Let’s get better at handling customer complaints and stop the blame game
IT IS a really amazing time to be in the timber industry. Review after review affirms that timber is the best material for construction not only because of its inherent performance criteria, but because environmentally it provides solutions on so many fronts.
There is a big BUT…
And it is this.
This industry continues to see the customer as its enemy, and rather than build a truce the industry continues to let old behaviours win the day which consequently pushes our good story to the fringes while it lets dissatisfied customers control industry’s message.
Lets talk specifics.
Decking: We have had decking complaints increase from 2% of decking calls to 35%.
While there are definitely some issues with installation, the rise in complaints regarding timber performance is now overtaking installation challenges. Products such as Treated Pine, Cypress, Spotted Gum, Black Butt and Silver Top Ash are all part of the complaints. Lack of attention to moisture content, and surface checking seem to be the source of most complaints. Most consumers are spending around $18, 000, on a hardwood deck or $8,000 on a softwood deck but the consumers are treated with a consistent line of “it’s not my problem” all down the supply chain. I’ve heard the comment “it’s just not worth us following up on”.
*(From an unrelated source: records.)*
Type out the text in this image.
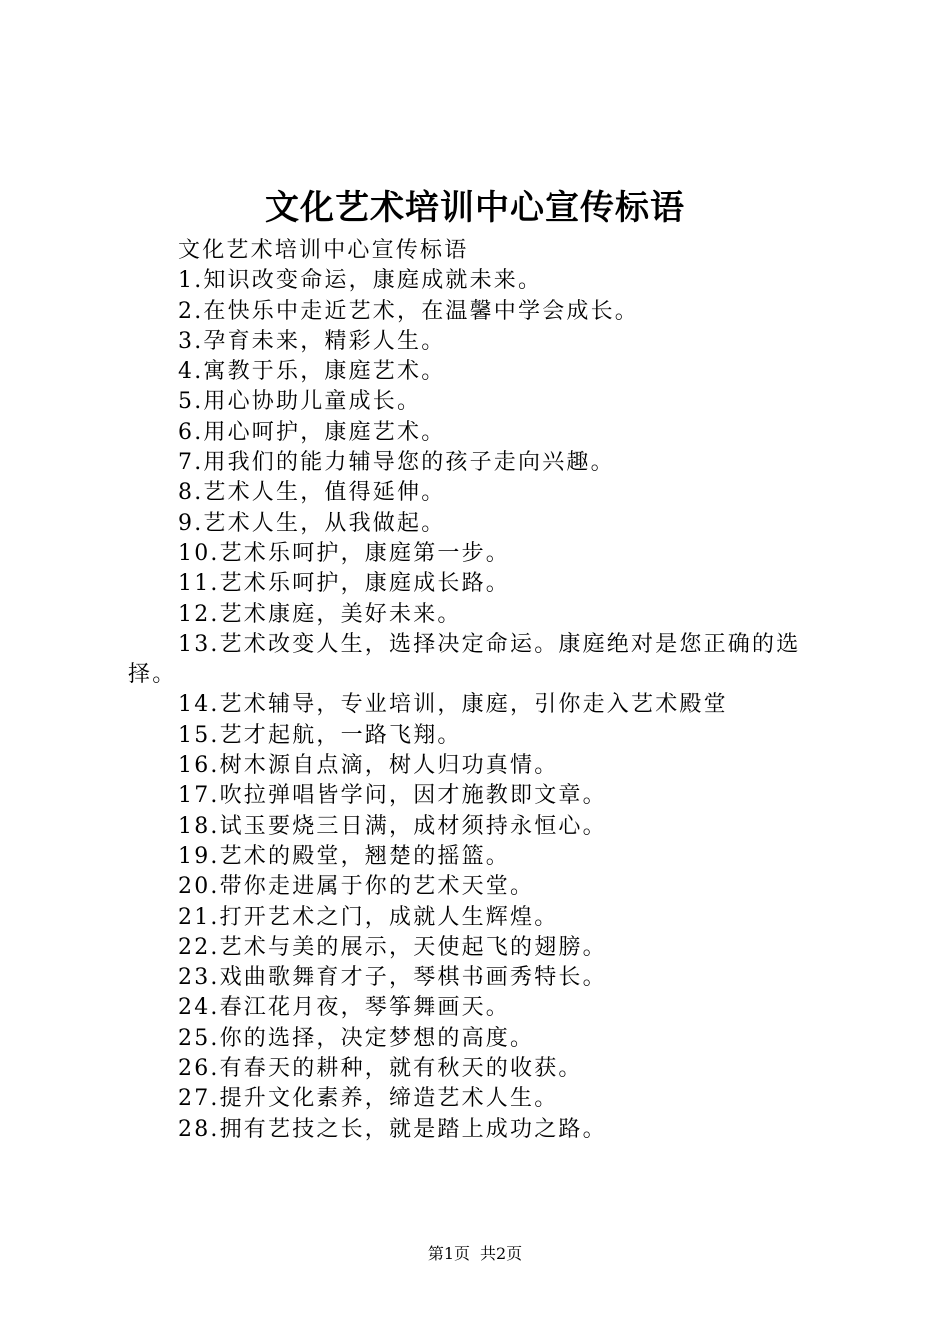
文化艺术培训中心宣传标语

文化艺术培训中心宣传标语

1.知识改变命运，康庭成就未来。

2.在快乐中走近艺术，在温馨中学会成长。

3.孕育未来，精彩人生。

4.寓教于乐，康庭艺术。

5.用心协助儿童成长。

6.用心呵护，康庭艺术。

7.用我们的能力辅导您的孩子走向兴趣。

8.艺术人生，值得延伸。

9.艺术人生，从我做起。

10.艺术乐呵护，康庭第一步。

11.艺术乐呵护，康庭成长路。

12.艺术康庭，美好未来。

13.艺术改变人生，选择决定命运。康庭绝对是您正确的选择。

14.艺术辅导，专业培训，康庭，引你走入艺术殿堂

15.艺才起航，一路飞翔。

16.树木源自点滴，树人归功真情。

17.吹拉弹唱皆学问，因才施教即文章。

18.试玉要烧三日满，成材须持永恒心。

19.艺术的殿堂，翘楚的摇篮。

20.带你走进属于你的艺术天堂。

21.打开艺术之门，成就人生辉煌。

22.艺术与美的展示，天使起飞的翅膀。

23.戏曲歌舞育才子，琴棋书画秀特长。

24.春江花月夜，琴筝舞画天。

25.你的选择，决定梦想的高度。

26.有春天的耕种，就有秋天的收获。

27.提升文化素养，缔造艺术人生。

28.拥有艺技之长，就是踏上成功之路。

第1页 共2页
If any of us would be treated with this response by a lawn mower supplier, or an automobile provider we would be surprised, but in our industry….the first action is to consistently deny responsibility.
We get over 600 calls just on decking, and if we are getting that level of complaint then what is the rest of industry really exposed to? This is important. Why? Because how we treat customers affects our overall social license.
Flooring: in a similar manner to decking, flooring complaints have increased a massive
42% for us at the Timberhub. Yes, installation is a major culprit, especially with builders that don’t understand timber (and a lot don’t), however, the rise in poor timber quality is evident and the blame game won’t cut it with customers. When a consumer is being charged $40,000 for flooring they expect to be treated in the same way an automotive company responds to a fault. Identify the source of the problem then deliver a solution. Yes, there are usually multiple links in the chain that led to the defect, but the customer doesn’t see it that way. They see a floor that has failed and want the resolution to be delivered quickly and efficiently. The problem is very few companies stand up and take ownership. At over 1500 calls a year on flooring the rate of complaints is again a significant concern.
All too often we see the end customer being held up as the enemy and not the one that paid our bills. As an industry, we can learn a lot from how the automotive industry deals with difficulties and how to support the supply chain rather than the game of bullying and denial that goes on even today.
While I am aware of the importance of making a profit, there is no excuse in a competitive market for the kind of bullying and chastising of customers that goes on. I have personally witnessed timber companies be incredibly combative with customers and even the consumers, and used their size and corporate status as a club. All I can say is “really? You needed to go there?”.
To gain and hold your social license it is incredibly important for the timber industry, let’s get better at handling customer complaints and stop the blame game and learn to listen so we can always improve (but that’s the message for another article).